The intriguing Japanese film Pukkulapottas and Hours in the Forest combines time-lapse photography with stop-motion animation. See a trailer.
As Putin’s troops amass on the border to Ukraine, the world of Russian animation continues, eerily, like nothing’s changed at all — a new animation school for kids, boasts of 100% industry growth and festivals seeking entries.
The South African studio Triggerfish (Zog, Revolting Rhymes) seems to have scored a moderate hit on Netflix with its feature film Seal Team.
In America, the four most-streamed films of 2021 were animated, according to Nielsen. Animation also claimed seven of the top ten slots. Animated series, on the other hand, weren’t so lucky — only Cocomelon made the top 15.
Also in America, The Hollywood Reporter has a really insightful interview with Jennifer Lee about running Disney Animation, signing pan-African talent and more.
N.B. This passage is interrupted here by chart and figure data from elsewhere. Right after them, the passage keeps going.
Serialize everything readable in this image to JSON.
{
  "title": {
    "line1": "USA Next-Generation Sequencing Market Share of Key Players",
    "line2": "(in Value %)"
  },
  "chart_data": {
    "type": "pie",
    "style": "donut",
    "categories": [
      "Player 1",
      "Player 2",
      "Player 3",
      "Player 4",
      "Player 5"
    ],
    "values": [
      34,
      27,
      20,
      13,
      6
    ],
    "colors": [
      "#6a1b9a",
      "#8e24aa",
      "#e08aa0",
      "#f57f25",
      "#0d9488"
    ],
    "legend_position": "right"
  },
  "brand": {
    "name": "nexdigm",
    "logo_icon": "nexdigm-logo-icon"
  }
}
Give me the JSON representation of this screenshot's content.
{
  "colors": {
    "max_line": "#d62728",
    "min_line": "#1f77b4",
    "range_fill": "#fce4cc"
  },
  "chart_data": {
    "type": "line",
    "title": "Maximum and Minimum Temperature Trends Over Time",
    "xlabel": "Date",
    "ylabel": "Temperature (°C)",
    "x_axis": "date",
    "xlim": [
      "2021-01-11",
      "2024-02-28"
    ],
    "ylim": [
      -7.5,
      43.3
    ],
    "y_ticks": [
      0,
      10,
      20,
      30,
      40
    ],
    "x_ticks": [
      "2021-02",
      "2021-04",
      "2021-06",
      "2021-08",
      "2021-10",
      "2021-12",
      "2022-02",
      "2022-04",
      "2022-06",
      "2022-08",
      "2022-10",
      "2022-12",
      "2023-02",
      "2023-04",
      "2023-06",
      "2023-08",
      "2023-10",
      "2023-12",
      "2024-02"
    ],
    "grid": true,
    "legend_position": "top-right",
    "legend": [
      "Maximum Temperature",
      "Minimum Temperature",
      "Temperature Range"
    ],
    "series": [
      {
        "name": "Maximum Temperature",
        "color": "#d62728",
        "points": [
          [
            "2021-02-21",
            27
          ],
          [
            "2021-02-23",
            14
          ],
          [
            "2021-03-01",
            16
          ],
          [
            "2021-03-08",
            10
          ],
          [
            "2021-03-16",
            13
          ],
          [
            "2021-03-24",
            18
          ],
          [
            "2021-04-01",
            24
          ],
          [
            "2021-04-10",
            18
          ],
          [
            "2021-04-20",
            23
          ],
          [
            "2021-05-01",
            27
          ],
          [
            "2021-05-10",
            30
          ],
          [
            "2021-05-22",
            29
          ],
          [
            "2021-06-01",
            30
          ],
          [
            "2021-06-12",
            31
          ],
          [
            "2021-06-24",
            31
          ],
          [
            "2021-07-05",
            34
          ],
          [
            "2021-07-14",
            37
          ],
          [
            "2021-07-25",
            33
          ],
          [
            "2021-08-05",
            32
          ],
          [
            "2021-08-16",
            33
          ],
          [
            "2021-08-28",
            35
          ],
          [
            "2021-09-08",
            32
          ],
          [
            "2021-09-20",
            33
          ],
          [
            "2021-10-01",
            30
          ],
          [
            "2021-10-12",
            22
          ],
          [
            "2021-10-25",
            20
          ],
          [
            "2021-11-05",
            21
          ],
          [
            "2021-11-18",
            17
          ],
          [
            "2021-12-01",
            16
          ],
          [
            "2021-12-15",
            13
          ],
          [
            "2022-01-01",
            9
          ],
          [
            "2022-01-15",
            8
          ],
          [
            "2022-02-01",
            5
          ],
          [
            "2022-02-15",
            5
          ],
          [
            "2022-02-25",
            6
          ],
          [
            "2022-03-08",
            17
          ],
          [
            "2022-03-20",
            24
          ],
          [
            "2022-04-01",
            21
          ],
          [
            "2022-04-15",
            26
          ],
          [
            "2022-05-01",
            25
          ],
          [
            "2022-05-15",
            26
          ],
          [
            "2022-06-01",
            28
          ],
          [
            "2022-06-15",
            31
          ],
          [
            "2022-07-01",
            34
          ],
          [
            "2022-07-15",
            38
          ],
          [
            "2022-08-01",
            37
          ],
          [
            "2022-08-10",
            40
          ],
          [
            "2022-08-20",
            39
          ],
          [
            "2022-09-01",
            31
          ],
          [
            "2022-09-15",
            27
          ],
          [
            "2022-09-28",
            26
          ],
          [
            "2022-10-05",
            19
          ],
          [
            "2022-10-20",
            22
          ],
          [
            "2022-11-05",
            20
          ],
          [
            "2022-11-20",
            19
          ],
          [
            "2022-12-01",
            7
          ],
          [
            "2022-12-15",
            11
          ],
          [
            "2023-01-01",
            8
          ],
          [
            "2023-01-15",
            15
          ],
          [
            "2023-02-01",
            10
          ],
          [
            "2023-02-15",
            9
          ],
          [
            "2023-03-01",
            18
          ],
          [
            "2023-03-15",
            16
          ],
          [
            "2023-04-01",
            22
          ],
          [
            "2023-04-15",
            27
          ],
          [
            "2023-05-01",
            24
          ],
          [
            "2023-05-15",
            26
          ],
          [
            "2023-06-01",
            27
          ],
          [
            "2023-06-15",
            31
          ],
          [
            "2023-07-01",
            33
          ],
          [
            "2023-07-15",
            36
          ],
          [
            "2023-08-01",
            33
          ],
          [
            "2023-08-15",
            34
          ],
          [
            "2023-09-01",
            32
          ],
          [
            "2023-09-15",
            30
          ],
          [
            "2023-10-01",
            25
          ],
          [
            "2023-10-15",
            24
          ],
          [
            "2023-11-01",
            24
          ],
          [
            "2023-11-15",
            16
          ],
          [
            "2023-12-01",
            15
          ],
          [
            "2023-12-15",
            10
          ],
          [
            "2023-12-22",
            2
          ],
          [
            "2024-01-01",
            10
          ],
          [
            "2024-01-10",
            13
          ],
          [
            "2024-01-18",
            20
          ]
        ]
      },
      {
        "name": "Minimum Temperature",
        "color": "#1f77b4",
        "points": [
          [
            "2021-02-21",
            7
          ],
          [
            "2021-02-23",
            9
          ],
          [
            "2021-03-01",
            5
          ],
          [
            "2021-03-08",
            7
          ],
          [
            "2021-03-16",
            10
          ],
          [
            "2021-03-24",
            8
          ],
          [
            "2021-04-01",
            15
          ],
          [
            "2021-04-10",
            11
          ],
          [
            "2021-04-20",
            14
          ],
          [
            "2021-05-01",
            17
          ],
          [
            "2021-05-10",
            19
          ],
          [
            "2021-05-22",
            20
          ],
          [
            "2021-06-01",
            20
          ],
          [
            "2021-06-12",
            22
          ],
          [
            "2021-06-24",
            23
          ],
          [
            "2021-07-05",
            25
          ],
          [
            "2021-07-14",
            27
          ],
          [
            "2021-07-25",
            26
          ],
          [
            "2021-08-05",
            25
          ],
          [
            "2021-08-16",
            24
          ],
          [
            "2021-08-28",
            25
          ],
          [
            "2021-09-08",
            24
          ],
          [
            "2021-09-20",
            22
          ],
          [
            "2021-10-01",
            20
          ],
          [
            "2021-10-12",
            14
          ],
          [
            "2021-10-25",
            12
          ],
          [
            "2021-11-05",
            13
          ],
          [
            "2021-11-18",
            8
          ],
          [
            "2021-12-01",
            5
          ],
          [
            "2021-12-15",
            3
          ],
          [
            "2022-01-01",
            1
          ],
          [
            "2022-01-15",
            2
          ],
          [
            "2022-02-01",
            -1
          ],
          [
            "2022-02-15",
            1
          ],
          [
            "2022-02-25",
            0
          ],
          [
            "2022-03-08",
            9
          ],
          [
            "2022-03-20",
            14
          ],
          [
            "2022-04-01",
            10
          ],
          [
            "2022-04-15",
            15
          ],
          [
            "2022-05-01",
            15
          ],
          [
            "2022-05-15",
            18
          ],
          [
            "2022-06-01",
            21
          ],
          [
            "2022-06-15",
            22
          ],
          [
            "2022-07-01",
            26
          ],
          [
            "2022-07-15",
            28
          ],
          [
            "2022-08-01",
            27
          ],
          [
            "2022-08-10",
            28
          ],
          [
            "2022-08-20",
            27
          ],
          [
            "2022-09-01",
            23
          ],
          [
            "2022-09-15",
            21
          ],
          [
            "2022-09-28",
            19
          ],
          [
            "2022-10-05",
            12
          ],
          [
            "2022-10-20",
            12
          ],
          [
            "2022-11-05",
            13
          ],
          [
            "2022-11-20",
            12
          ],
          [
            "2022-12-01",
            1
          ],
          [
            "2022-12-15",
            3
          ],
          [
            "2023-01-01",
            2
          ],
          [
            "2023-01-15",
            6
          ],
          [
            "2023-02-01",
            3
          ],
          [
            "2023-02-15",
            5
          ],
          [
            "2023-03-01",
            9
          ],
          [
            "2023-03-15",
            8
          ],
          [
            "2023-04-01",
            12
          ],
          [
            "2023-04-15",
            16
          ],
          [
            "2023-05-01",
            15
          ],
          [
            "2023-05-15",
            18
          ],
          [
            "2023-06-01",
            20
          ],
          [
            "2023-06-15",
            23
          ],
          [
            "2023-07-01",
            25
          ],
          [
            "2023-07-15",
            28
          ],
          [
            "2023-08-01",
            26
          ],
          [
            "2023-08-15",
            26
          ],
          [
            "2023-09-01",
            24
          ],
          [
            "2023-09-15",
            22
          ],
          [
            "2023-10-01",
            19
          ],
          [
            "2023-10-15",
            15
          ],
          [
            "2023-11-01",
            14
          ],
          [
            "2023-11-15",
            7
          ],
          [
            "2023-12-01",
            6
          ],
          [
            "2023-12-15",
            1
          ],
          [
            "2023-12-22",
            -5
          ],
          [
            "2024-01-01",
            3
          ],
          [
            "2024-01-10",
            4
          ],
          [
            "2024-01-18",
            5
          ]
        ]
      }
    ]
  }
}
The Pokémon Company is betting on India. Its YouTube success with the Hindi dub of Pokémon Journeys has led to dubs in Bengali, Telugu and Tamil.
A Taiwanese team has released the “first Hakka 3D animation” — referring to the local ethnic group. It ties into a Hakka tradition, dragon bombing, indigenous to Miaoli County in western Taiwan.
Lastly, a lot of noise has been made lately about animators’ use of automorph in Japan. It’s an impressive trick — Anime News Network has the story.
3. Retro ad of the week
It’s been a while since our last retro ad spotlight. This time, we’re looking at a tiny treasure made at John Hubley’s studio Storyboard. It’s from the mid-1950s.
Hubley was a master of the quick, entertaining sell. Storyboard put out plenty of iconic full-length spots, like Marky Maypo and Speedway Boogie Woogie, but its shorter ads were equally great. Take this commercial for sanforized fabric, for example.
The point of sanforizing fabric is to keep it from shrinking in the wash. Hubley and his team found an ingenious way to portray this in under 20 seconds. A hard rain hits a trio of classical musicians and turns them into a jazz band, complete with small suits and short hair. Not one frame is wasted, and the sell comes almost entirely from the entertainment value. See it below:
4. Last word
That’s a wrap! Thanks for reading — and thank you again to our paying subscribers (members), whose support allows us to do the research we do. Members can expect our next issue on Thursday.
If you missed our previous issue, Spain Through the Eyes of a Ghibli Animator, it looks into the unusual case of Nasu: Summer in Andalusia. Call it a Ghibli film that Ghibli didn’t make. It’s a fascinating mix of elements, and the story behind it involves Hayao Miyazaki, Japan, Spain, pickled eggplant and what it means for one culture to interpret another. Plus, it’s responsible for probably our most controversial tweet ever.
One last thing. Speaking of Twitter, we were pleasantly surprised this week by how many people resonated with the clip we shared of Junk Head, a bizarre cult film from Japan. You can find it here. It’s not quite like any stop-motion animation you’ve watched before.
See you again soon!
From Broadcasting-Telecasting (July 16, 1956). Other key sources for the piece include The Glens Falls Times (November 13, 1968) and Gardena Valley News and Gardena Tribune (March 7, 1965).
Hangman. Wow. There's actually very little animation in the film, but that "lack" perhaps provides a feeling of increased gravitas. On the other hand I found the music strangely jaunty in ways, though that also felt like a(n appropriately?) grotesque contrast and complement to the story. I won't soon forget the images of the hanged men—quite disturbing. I was unusually thankful for the light-hearted retro ad at the end.